Painful Bump in Floor of Mouth
Case Challenge Number: 54
Diagnostic Information
History of Present Illness Carmen is a 62-year-old Hispanic female who reports with a chief complaint of, “I keep biting a bump in my mouth.” She has been aware of the lesion for the past 4 months and another dentist advised her it would “eventually” go away. Medical History
Adverse drug effects: none
Medications: metformin, glipizide, losartan, Lipitor, naproxen, Lexapro, amitriptyline, Allegra (prn)

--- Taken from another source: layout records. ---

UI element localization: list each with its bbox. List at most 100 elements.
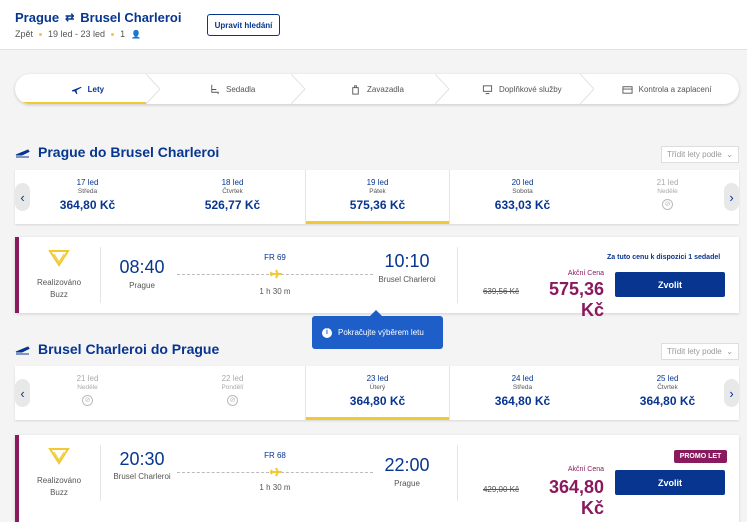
step-checkout[interactable]: Kontrola a zaplacení <box>594 74 739 104</box>
passenger-count: 1 <box>120 29 126 39</box>
date-price: 575,36 Kč <box>349 198 406 212</box>
sort-label: Třídit lety podle <box>667 150 722 159</box>
date-price: 526,77 Kč <box>204 198 261 212</box>
route-origin: Prague <box>15 10 60 25</box>
date-weekday: Úterý <box>369 384 386 391</box>
fare-type: Akční Cena <box>567 466 604 473</box>
next-dates-button[interactable]: › <box>724 183 739 211</box>
step-extras[interactable]: Doplňkové služby <box>449 74 595 104</box>
plane-icon <box>71 86 82 94</box>
chevron-left-icon: ‹ <box>20 189 25 205</box>
arrive-place: Prague <box>394 479 420 488</box>
depart-time: 08:40 <box>119 257 165 277</box>
depart-place: Prague <box>129 281 155 290</box>
divider <box>100 445 101 501</box>
flight-number: FR 69 <box>264 253 286 262</box>
divider <box>100 247 101 303</box>
trip-summary: Zpět 19 led - 23 led 1 👤 <box>15 29 141 39</box>
inbound-flight-card: Realizováno Buzz 20:30 Brusel Charleroi … <box>15 435 739 522</box>
step-luggage[interactable]: Zavazadla <box>305 74 450 104</box>
date-weekday: Pátek <box>369 188 386 195</box>
step-seats[interactable]: Sedadla <box>160 74 305 104</box>
flight-duration: 1 h 30 m <box>259 287 291 296</box>
operated-by: Realizováno Buzz <box>36 278 82 299</box>
date-price: 364,80 Kč <box>59 198 116 212</box>
date-day: 21 led <box>76 374 99 383</box>
date-cell-unavailable: 21 led Neděle ⊘ <box>15 366 160 420</box>
inbound-title: Brusel Charleroi do Prague <box>15 341 219 357</box>
date-cell[interactable]: 24 led Středa 364,80 Kč <box>450 366 595 420</box>
date-weekday: Neděle <box>77 384 98 391</box>
arrive-time: 10:10 <box>384 251 430 271</box>
flight-price: 575,36 Kč <box>548 279 604 320</box>
chevron-left-icon: ‹ <box>20 385 25 401</box>
fare-type: Akční Cena <box>567 270 604 277</box>
date-cell[interactable]: 25 led Čtvrtek 364,80 Kč <box>595 366 740 420</box>
step-label: Zavazadla <box>367 84 404 94</box>
date-weekday: Čtvrtek <box>222 188 243 195</box>
chevron-down-icon: ⌄ <box>726 347 733 356</box>
chevron-right-icon: › <box>729 385 734 401</box>
select-flight-button[interactable]: Zvolit <box>615 272 725 297</box>
step-label: Sedadla <box>226 84 256 94</box>
monitor-icon <box>482 84 493 94</box>
separator-dot <box>111 32 115 36</box>
person-icon: 👤 <box>131 29 142 39</box>
edit-search-button[interactable]: Upravit hledání <box>207 14 280 36</box>
plane-takeoff-icon <box>15 148 30 157</box>
date-day: 18 led <box>221 178 244 187</box>
ryanair-harp-icon <box>48 250 70 267</box>
inbound-date-bar: ‹ 21 led Neděle ⊘ 22 led Pondělí ⊘ 23 le… <box>15 366 739 420</box>
booking-steps: Lety Sedadla Zavazadla Doplňkové služby … <box>15 74 739 104</box>
unavailable-icon: ⊘ <box>82 395 93 406</box>
date-cell-selected[interactable]: 23 led Úterý 364,80 Kč <box>305 366 450 420</box>
date-cell[interactable]: 17 led Středa 364,80 Kč <box>15 170 160 224</box>
sort-label: Třídit lety podle <box>667 347 722 356</box>
sort-dropdown[interactable]: Třídit lety podle ⌄ <box>661 146 739 163</box>
date-day: 21 led <box>656 178 679 187</box>
plane-takeoff-icon <box>15 345 30 354</box>
date-weekday: Čtvrtek <box>657 384 678 391</box>
airline-info: Realizováno Buzz <box>33 249 85 301</box>
prev-dates-button[interactable]: ‹ <box>15 183 30 211</box>
date-cell-selected[interactable]: 19 led Pátek 575,36 Kč <box>305 170 450 224</box>
next-dates-button[interactable]: › <box>724 379 739 407</box>
old-price: 429,00 Kč <box>482 485 519 494</box>
divider <box>457 445 458 501</box>
arrive-place: Brusel Charleroi <box>378 275 436 284</box>
flight-duration: 1 h 30 m <box>259 483 291 492</box>
arrive-time: 22:00 <box>384 455 430 475</box>
date-price: 633,03 Kč <box>494 198 551 212</box>
divider <box>457 247 458 303</box>
sort-dropdown[interactable]: Třídit lety podle ⌄ <box>661 343 739 360</box>
prev-dates-button[interactable]: ‹ <box>15 379 30 407</box>
date-price: 364,80 Kč <box>349 394 406 408</box>
seats-available-note: Za tuto cenu k dispozici 1 sedadel <box>607 254 721 261</box>
continue-tooltip: i Pokračujte výběrem letu <box>312 310 443 349</box>
old-price: 639,56 Kč <box>482 287 519 296</box>
step-label: Doplňkové služby <box>498 84 562 94</box>
route-destination: Brusel Charleroi <box>80 10 182 25</box>
outbound-date-bar: ‹ 17 led Středa 364,80 Kč 18 led Čtvrtek… <box>15 170 739 224</box>
date-cell-unavailable: 21 led Neděle ⊘ <box>595 170 740 224</box>
airline-info: Realizováno Buzz <box>33 447 85 499</box>
date-day: 19 led <box>366 178 389 187</box>
promo-badge: PROMO LET <box>674 450 727 463</box>
date-weekday: Neděle <box>657 188 678 195</box>
chevron-down-icon: ⌄ <box>726 150 733 159</box>
step-label: Kontrola a zaplacení <box>638 84 712 94</box>
date-day: 17 led <box>76 178 99 187</box>
date-cell[interactable]: 20 led Sobota 633,03 Kč <box>450 170 595 224</box>
select-flight-button[interactable]: Zvolit <box>615 470 725 495</box>
date-cell[interactable]: 18 led Čtvrtek 526,77 Kč <box>160 170 305 224</box>
date-price: 364,80 Kč <box>639 394 696 408</box>
separator-dot <box>39 32 43 36</box>
outbound-title: Prague do Brusel Charleroi <box>15 144 219 160</box>
info-icon: i <box>322 327 332 338</box>
route-title: Prague ⇄ Brusel Charleroi <box>15 10 181 25</box>
inbound-title-text: Brusel Charleroi do Prague <box>38 341 220 357</box>
depart-place: Brusel Charleroi <box>113 472 171 481</box>
step-flights[interactable]: Lety <box>15 74 160 104</box>
ryanair-harp-icon <box>48 448 70 465</box>
card-icon <box>622 85 633 94</box>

Pertinent medical history: diabetes type 2; hypercholesterolemia; anxiety/depression; osteoarthritis; seasonal allergies
Pertinent family history: unknown, adopted
Social history: 50 pack year history cigarettes, stopped age 55; 1 six pack of beer / week; denies recreational drug exposure
Clinical Findings
BP: 156/72
Pulse: 91
Extra-Oral: TMJ normal, no muscle tenderness, no lymphadenopathy
Intraoral: A well-defined firm hyperkeratotic mass is noted originating from the FOM overlying the L sublingual fold (~ 1 cm x 1.5 cm) adjacent to #20. The mass has a distinct indentation that corresponds well with the lingual aspect #20 (Figures 1 and 2). An excisional biopsy is performed and the tissue submitted for histopathologic examination.

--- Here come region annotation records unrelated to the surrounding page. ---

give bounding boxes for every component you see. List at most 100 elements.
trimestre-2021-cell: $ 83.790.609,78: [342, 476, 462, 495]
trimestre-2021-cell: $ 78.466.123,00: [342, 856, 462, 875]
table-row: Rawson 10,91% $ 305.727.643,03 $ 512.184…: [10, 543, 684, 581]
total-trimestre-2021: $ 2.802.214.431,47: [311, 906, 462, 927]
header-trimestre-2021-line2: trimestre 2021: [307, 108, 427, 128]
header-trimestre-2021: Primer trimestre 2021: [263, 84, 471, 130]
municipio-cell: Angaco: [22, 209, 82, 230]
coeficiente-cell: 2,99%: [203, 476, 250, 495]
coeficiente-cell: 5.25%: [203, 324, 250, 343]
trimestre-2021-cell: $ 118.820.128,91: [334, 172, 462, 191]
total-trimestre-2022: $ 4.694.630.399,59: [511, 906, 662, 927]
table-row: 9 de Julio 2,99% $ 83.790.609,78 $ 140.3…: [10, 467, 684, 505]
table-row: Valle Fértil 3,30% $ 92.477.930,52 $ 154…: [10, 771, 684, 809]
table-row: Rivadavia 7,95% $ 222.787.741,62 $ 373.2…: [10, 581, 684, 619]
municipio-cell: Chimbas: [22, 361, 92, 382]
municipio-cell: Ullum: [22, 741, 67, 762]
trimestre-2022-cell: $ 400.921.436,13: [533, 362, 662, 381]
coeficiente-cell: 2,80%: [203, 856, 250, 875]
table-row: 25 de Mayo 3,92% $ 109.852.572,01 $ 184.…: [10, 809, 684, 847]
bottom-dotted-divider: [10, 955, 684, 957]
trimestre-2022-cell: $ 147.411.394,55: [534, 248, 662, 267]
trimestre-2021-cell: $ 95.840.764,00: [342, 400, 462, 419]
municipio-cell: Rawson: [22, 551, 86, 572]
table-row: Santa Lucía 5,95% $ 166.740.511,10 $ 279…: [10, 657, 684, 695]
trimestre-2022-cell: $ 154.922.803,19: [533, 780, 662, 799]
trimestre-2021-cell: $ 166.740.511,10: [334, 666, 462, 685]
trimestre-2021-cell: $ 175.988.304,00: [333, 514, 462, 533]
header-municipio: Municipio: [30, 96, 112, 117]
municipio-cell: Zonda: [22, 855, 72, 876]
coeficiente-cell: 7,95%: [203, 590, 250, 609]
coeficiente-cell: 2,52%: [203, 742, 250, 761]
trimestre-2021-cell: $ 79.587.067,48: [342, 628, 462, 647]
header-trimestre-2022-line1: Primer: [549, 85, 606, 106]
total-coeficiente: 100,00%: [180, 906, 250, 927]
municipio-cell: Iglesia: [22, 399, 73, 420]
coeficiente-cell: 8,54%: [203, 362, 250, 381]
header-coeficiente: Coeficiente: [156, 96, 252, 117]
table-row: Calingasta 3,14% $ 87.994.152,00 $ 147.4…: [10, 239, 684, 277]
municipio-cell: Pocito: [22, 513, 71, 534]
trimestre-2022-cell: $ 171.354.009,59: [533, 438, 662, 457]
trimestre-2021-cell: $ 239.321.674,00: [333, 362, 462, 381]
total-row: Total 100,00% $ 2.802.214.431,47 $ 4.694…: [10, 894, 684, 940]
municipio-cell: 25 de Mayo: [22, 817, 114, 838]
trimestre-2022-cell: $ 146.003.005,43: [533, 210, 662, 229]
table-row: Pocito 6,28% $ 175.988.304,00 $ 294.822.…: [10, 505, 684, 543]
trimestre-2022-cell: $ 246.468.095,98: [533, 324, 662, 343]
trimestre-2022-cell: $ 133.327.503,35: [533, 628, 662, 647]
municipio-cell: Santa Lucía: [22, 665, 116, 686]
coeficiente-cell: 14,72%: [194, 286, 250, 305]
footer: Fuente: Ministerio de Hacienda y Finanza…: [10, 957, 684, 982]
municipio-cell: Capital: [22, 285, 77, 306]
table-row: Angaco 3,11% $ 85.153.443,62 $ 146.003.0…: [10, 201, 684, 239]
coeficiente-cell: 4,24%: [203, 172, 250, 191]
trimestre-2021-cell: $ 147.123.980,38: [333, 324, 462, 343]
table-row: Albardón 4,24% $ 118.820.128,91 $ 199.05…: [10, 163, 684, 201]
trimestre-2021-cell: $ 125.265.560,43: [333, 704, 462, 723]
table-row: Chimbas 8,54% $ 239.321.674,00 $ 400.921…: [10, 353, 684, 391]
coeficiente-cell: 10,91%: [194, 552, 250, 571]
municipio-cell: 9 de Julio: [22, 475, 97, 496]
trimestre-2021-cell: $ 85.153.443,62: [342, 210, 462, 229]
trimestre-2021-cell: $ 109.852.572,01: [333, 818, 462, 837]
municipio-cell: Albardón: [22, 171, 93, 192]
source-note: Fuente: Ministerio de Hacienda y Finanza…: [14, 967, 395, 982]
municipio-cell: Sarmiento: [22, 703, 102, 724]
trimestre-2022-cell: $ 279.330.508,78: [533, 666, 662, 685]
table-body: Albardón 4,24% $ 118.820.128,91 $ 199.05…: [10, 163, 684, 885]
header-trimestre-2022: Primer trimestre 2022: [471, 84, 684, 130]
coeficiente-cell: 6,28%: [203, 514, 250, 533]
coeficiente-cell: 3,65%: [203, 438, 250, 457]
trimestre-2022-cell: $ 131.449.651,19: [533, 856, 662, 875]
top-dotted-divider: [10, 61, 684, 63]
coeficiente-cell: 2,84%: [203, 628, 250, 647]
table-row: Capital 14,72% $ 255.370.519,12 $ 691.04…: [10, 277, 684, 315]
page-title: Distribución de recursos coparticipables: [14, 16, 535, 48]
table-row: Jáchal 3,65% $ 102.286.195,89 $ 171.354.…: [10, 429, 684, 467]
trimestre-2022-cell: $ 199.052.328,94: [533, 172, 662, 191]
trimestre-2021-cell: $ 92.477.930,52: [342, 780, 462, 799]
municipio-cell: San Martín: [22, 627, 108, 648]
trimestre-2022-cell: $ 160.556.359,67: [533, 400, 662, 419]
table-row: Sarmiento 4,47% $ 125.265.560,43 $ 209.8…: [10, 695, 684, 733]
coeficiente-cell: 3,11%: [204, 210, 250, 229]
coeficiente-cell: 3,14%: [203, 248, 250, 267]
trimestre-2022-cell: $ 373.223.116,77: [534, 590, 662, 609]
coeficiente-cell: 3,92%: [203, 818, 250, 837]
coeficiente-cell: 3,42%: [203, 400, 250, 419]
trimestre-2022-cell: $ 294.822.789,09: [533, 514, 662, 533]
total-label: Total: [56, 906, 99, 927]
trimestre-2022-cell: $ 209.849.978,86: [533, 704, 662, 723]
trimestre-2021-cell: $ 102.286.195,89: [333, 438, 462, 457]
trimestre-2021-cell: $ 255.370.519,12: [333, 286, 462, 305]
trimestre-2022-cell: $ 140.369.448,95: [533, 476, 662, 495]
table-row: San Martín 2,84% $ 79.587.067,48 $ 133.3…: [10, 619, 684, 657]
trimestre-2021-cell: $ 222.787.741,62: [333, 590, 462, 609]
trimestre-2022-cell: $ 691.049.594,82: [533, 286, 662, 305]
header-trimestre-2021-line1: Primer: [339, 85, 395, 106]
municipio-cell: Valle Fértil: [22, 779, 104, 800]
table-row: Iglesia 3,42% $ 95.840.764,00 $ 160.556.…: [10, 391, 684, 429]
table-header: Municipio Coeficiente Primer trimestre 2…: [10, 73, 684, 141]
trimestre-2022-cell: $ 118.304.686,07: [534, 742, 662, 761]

Figure 1. Anterior view of occlusion.
Figure 2. Ulcerated mass arising from the lower left aspect of the floor of the mouth.
Histopathologic Findings Sections show an ulcerated inflamed mucosal soft tissue fragment exhibiting a fibrinopurulent surface exudate with underlying acute and chronically inflamed edematous congested granulation tissue and deeper zone of vascular fibroplasia extending into atrophic skeletal muscle (Figure 3). There are numerous interspersed small-caliber to ectatic thin-walled vascular channels lined by plump reactive endothelial cells. The inflammatory infiltrate consists of neutrophils, eosinophils, lymphocytes, plasma cells and histiocytes (Figure 4). The specimen is partially surfaced by reactive stratified squamous epithelium exhibiting hyperplasia with elongated rete ridges, acanthosis, spongiosis, exocytosis, intracellular edema and hyperparakeratosis. There are proliferative epithelial changes with increased basal cellularity, slightly disordered maturation, inflammatory atypia, dyskeratosis and mitotic activity.

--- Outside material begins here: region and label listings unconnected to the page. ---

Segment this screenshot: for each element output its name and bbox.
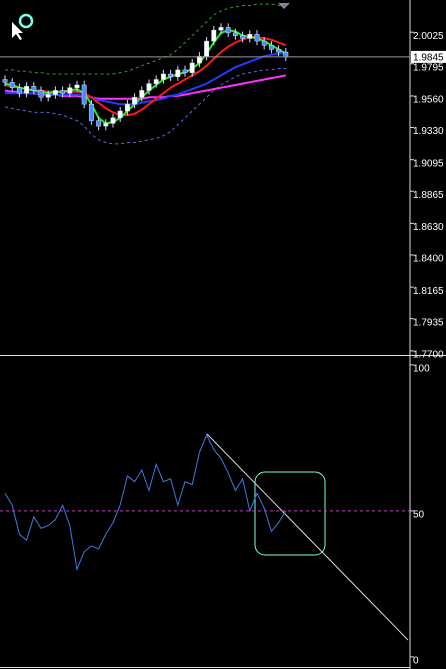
y-tick-label: 50 (413, 510, 425, 521)
series-line (4, 68, 286, 145)
y-tick-label: 1.8630 (413, 222, 444, 233)
last-price-box (411, 50, 446, 63)
highlight-box (254, 471, 326, 556)
candle-body (60, 90, 66, 94)
candle-body (218, 27, 224, 31)
candle-body (196, 55, 202, 64)
candle-body (160, 73, 166, 80)
candle-body (24, 86, 30, 94)
series-line (5, 52, 286, 106)
y-tick-label: 1.9795 (413, 62, 444, 73)
last-price-label: 1.9845 (413, 53, 444, 64)
candle-body (283, 51, 289, 58)
candle-body (146, 83, 152, 91)
candle-body (103, 123, 109, 127)
candle-body (204, 40, 210, 57)
candle-body (9, 81, 15, 88)
candle-body (247, 34, 253, 39)
candle-body (52, 90, 58, 95)
candle-body (31, 86, 37, 91)
y-tick-label: 1.8400 (413, 254, 444, 265)
candle-body (16, 87, 22, 94)
candle-body (132, 97, 138, 105)
candle-body (254, 34, 260, 42)
y-tick-label: 100 (413, 364, 430, 375)
candle-body (240, 35, 246, 39)
candle-body (268, 44, 274, 50)
series-line (4, 433, 287, 572)
candle-body (232, 32, 238, 36)
candle-body (225, 27, 231, 34)
y-tick-label: 1.7700 (413, 350, 444, 361)
candle-body (124, 103, 130, 112)
candle-body (67, 87, 73, 94)
candle-body (189, 62, 195, 73)
candle-body (81, 84, 87, 105)
y-tick-label: 1.9330 (413, 126, 444, 137)
candle-body (117, 110, 123, 119)
candle-body (110, 117, 116, 124)
y-tick-label: 1.8865 (413, 190, 444, 201)
candle-body (88, 103, 94, 121)
candle-body (45, 94, 51, 98)
candle-body (153, 79, 159, 84)
series-line (4, 29, 287, 125)
candle-body (211, 29, 217, 42)
cursor-icon (12, 22, 23, 40)
candle-body (74, 84, 80, 88)
y-tick-label: 2.0025 (413, 31, 444, 42)
y-tick-label: 1.9560 (413, 95, 444, 106)
y-tick-label: 0 (413, 656, 419, 667)
candle-body (139, 90, 145, 98)
y-tick-label: 1.7935 (413, 317, 444, 328)
candle-body (38, 90, 44, 98)
series-line (5, 3, 286, 75)
y-tick-label: 1.9095 (413, 158, 444, 169)
trend-line (206, 433, 409, 641)
y-tick-label: 1.8165 (413, 286, 444, 297)
candle-body (168, 73, 174, 78)
busy-icon (18, 13, 34, 29)
candle-body (276, 49, 282, 53)
candle-body (2, 79, 8, 83)
candle-body (175, 69, 181, 78)
candle-body (261, 40, 267, 46)
candle-body (96, 120, 102, 127)
candle-body (182, 69, 188, 73)
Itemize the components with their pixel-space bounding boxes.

Figure 3. Low power image of specimen showing an ulcerated mucosal soft tissue fragment with fibrinous exudate and underlying inflamed granulation tissue. The adjacent epithelium displays hyperplasia and thin hyperkeratosis.
Figure 4. High power image of specimen demonstrating inflamed granulation tissue with acute and chronic inflammatory infiltrate containing numerous eosinophils.